Losing luggage during a flight is always an inconvenience, but a man flying from Newfoundland to Ontario didn't just lose personal belongings when his suitcase disappeared. 

Liam English missing moose meat

Liam English hasn't seen his suitcase full of moose meat in over three days, after it was lost during a flight from Newfoundland to Ontario on Sunday. (Liam English)

Liam English lost some moose meat, and quite a bit of it.

English, who was home in St. John's last week for a family funeral, decided to stock up on about 11 kilograms of moose meat to bring back to Ottawa.

Before heading to the airport on Sunday, English put the meat in a hard shell suitcase, along with a brand-new suit and other personal belongings. However, when he arrived at the airport in Toronto, where he had a four-hour layover before a connecting flight to Ottawa, his luggage was nowhere to be seen.

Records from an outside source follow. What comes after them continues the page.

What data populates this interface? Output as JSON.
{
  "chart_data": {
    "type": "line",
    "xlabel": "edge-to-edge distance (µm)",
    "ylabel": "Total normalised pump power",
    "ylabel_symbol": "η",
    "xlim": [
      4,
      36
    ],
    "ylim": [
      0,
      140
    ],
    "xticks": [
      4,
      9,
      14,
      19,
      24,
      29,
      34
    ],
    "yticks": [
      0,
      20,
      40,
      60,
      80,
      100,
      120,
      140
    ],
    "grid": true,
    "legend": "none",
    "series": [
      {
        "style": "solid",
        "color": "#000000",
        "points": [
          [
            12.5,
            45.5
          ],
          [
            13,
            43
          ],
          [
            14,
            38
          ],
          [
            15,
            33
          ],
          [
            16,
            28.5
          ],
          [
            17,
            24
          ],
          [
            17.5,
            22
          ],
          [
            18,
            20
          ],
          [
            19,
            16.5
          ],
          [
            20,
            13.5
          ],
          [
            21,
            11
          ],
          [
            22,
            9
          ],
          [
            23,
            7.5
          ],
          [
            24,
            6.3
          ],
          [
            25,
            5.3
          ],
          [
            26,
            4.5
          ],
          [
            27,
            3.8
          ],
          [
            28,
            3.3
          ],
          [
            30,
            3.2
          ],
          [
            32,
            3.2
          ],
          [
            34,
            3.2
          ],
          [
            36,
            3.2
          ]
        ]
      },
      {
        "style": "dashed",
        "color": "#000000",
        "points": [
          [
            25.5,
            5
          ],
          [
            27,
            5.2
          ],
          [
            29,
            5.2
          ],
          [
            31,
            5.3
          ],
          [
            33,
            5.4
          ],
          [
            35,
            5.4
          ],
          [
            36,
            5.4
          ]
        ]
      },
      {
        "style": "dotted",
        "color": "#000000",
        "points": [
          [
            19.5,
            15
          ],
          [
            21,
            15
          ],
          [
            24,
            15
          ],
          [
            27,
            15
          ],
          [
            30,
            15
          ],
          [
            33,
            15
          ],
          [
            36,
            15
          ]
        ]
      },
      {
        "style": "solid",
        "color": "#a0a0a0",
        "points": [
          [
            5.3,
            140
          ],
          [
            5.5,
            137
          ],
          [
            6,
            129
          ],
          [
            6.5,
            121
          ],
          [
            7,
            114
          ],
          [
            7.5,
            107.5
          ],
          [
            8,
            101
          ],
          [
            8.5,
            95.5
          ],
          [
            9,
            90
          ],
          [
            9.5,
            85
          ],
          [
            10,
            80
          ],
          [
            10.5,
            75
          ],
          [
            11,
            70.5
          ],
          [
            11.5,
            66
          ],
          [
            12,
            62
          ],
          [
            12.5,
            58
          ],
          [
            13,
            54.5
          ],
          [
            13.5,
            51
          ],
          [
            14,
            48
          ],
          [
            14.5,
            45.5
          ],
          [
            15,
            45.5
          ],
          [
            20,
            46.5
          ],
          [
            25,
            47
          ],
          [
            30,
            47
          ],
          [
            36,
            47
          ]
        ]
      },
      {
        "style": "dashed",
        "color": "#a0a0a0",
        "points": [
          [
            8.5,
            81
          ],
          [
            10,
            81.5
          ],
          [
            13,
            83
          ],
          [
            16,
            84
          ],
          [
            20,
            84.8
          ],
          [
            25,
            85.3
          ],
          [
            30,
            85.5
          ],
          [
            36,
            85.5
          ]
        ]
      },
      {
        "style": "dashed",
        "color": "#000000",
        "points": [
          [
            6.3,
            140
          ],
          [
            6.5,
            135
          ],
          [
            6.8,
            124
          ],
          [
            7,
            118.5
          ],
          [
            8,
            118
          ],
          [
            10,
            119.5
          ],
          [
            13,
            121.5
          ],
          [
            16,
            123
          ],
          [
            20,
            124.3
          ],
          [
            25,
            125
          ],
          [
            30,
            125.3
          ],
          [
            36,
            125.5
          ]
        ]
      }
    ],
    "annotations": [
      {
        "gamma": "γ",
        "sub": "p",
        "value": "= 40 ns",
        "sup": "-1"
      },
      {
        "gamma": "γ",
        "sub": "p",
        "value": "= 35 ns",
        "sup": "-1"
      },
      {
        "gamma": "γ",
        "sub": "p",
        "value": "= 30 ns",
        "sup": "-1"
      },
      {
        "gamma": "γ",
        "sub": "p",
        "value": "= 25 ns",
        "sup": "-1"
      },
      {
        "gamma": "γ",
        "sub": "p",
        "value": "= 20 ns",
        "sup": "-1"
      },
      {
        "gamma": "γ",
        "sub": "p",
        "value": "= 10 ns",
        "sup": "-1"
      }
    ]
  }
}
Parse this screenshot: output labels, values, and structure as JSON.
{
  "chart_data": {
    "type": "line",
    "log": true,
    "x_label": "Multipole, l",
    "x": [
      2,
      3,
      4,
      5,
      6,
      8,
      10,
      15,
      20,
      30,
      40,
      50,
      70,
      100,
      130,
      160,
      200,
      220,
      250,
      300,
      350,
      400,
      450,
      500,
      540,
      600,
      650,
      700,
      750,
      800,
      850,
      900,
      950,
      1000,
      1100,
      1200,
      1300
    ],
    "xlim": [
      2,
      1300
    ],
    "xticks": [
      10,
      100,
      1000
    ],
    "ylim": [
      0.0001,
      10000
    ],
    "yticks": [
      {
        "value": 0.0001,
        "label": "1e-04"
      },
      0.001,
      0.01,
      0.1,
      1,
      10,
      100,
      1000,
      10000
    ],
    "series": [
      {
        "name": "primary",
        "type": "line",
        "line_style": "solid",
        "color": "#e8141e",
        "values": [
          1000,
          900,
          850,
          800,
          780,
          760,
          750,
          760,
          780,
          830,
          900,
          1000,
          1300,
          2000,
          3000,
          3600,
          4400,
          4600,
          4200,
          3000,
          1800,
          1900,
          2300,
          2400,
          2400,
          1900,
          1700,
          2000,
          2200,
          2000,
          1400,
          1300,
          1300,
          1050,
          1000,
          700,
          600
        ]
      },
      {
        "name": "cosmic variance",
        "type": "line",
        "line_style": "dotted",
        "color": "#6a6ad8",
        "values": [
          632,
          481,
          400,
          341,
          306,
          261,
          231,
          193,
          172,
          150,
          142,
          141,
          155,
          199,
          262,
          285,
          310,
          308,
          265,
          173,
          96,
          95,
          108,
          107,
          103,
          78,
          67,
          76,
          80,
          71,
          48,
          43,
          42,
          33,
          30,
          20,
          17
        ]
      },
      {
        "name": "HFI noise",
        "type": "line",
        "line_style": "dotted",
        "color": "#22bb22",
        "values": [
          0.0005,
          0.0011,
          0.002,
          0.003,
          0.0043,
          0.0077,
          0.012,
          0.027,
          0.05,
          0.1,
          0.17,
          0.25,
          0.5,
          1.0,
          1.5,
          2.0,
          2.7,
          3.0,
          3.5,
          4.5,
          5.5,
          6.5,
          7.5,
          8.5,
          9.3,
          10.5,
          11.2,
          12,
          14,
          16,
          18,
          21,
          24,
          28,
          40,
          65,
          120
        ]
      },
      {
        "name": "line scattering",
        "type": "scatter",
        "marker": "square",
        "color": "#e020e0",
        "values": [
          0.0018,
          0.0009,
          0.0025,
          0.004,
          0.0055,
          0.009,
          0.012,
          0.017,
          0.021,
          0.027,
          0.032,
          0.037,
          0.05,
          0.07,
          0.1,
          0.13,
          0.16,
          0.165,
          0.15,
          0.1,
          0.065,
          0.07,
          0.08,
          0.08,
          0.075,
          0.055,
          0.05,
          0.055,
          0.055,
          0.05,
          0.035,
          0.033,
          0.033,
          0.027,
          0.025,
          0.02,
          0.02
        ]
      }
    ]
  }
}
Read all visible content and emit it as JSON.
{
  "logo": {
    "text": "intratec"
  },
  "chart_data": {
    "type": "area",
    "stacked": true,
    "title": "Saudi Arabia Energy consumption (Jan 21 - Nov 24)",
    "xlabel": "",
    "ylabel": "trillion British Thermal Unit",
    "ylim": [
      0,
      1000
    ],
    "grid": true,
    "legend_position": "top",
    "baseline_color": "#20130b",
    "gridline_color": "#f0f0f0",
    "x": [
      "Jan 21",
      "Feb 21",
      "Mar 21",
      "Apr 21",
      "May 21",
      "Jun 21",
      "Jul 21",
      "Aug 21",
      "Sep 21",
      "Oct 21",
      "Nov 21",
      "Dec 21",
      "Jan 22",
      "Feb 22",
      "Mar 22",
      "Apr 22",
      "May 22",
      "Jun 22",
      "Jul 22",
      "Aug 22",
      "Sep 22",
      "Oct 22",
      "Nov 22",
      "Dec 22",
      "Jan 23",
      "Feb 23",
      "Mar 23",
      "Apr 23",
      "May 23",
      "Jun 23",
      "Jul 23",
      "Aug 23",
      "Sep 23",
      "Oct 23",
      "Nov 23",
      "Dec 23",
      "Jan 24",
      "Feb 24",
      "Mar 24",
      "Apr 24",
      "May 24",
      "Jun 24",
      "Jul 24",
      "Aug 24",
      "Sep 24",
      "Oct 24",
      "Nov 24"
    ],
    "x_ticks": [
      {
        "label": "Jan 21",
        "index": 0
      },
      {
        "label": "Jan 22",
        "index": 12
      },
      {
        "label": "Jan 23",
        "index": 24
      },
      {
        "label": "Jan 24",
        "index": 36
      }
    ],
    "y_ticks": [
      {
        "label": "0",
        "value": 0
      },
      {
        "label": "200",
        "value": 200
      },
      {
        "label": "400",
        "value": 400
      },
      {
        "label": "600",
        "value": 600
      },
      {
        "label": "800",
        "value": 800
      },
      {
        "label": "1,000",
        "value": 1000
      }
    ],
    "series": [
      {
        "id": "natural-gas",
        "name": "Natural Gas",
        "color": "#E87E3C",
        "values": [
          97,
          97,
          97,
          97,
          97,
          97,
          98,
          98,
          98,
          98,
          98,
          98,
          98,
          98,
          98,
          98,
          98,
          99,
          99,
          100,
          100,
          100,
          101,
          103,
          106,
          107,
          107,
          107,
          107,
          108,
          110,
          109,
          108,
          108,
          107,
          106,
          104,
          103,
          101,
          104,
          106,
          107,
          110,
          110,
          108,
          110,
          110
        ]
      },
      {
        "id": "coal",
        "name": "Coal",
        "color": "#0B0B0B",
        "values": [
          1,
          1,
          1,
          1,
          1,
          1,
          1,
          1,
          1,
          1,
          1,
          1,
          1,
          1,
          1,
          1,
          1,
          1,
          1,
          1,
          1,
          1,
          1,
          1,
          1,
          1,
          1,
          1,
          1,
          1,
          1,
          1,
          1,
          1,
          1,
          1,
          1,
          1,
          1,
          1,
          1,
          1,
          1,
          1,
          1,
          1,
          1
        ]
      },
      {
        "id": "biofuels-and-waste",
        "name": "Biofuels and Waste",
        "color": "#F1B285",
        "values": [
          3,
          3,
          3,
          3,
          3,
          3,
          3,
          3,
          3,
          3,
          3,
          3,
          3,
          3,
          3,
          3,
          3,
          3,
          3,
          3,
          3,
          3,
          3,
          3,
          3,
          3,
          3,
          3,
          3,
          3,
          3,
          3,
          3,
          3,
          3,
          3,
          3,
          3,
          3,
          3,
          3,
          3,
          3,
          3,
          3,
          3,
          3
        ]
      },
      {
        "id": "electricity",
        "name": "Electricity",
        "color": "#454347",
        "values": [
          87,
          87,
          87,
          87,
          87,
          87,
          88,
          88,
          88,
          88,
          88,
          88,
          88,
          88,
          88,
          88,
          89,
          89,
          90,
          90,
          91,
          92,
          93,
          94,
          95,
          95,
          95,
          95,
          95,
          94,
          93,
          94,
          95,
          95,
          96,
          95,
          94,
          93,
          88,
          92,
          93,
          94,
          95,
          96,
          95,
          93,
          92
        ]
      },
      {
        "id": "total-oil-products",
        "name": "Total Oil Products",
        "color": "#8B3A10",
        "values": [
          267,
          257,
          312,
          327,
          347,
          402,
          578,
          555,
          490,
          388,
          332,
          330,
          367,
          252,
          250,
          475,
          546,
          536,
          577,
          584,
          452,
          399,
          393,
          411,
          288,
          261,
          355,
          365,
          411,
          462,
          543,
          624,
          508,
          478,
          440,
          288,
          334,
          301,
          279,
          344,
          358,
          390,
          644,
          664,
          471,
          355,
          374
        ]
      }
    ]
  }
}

"It's been three or four days since I've seen the bag," said English, who added he has been trying, so far in vain, to get help from Air Canada in locating the missing luggage. 

"I'm probably never going to see that moose again," he said, adding he has even offered to drive back to Toronto to help locate the suitcase. His offer has been rejected. 

English said he had been trying to get some moose sent up to him for a while, and figured his trip home would be a good opportunity to get some meat from his friends to stock his freezer in Ottawa.

"I had four moose roasts, four moose steaks, three packs of ground moose and four packs of moose sausages," he told CBC Radio's St. John's Morning Show on Wednesday.

"My bag was about 15 pounds overweight."

More than meat in suitcase

Now that the bag is missing, English has come to the realization that putting his belongings — including the suit he had bought for the funeral — in a suitcase with the frozen meat was probably a bad idea.

"I'd just like to see the stuff, the personal items I have in my suitcase," he said.

"It's going to be quite the smelly suit to be wearing."

English said his bag wasn't insured but the airline said it would cover the cost of some of the items — but not the moose meat.

"They said the only thing they don't replace in the bag is perishable food items," he said.

"You can't put a value on it because it's illegal to sell it."

Theories of what happened to missing meat

With regards to what happened to the missing meat, English does have some theories.

One is that the frozen meat was somehow flagged by heat sensors during security checks at the airport.

Liam English missing moose meat 2

Liam English's suitcase was full moose meat and clothes, including a brand new suit he had bought for a funeral back in Newfoundland. (Liam English)

Another more humorous possibility, he said, is that a fellow Newfoundlander discovered the suitcase and jumped at the opportunity to get a taste of some familiar cuisine from back home.

"My friends and I have come up with the conclusion that there's a gentleman in the Toronto airport who is from Newfoundland who happened to find my bag in the scanner or whatever," he said.

"[He] realized there was moose meat in it, put on my suit and is now sitting down for a feed of moose with all of his friends tonight."

English accepts he may never see the suitcase again, but there is still a glimmer of hope that it will be found — and the meat will still be frozen.

"Fingers crossed, I'd cry for days if I got there and the meat was frozen and the bag was in perfect condition," he said.

"I just hope someone tells me sometime along the way where my moose meat ended up or where my suitcase ended up."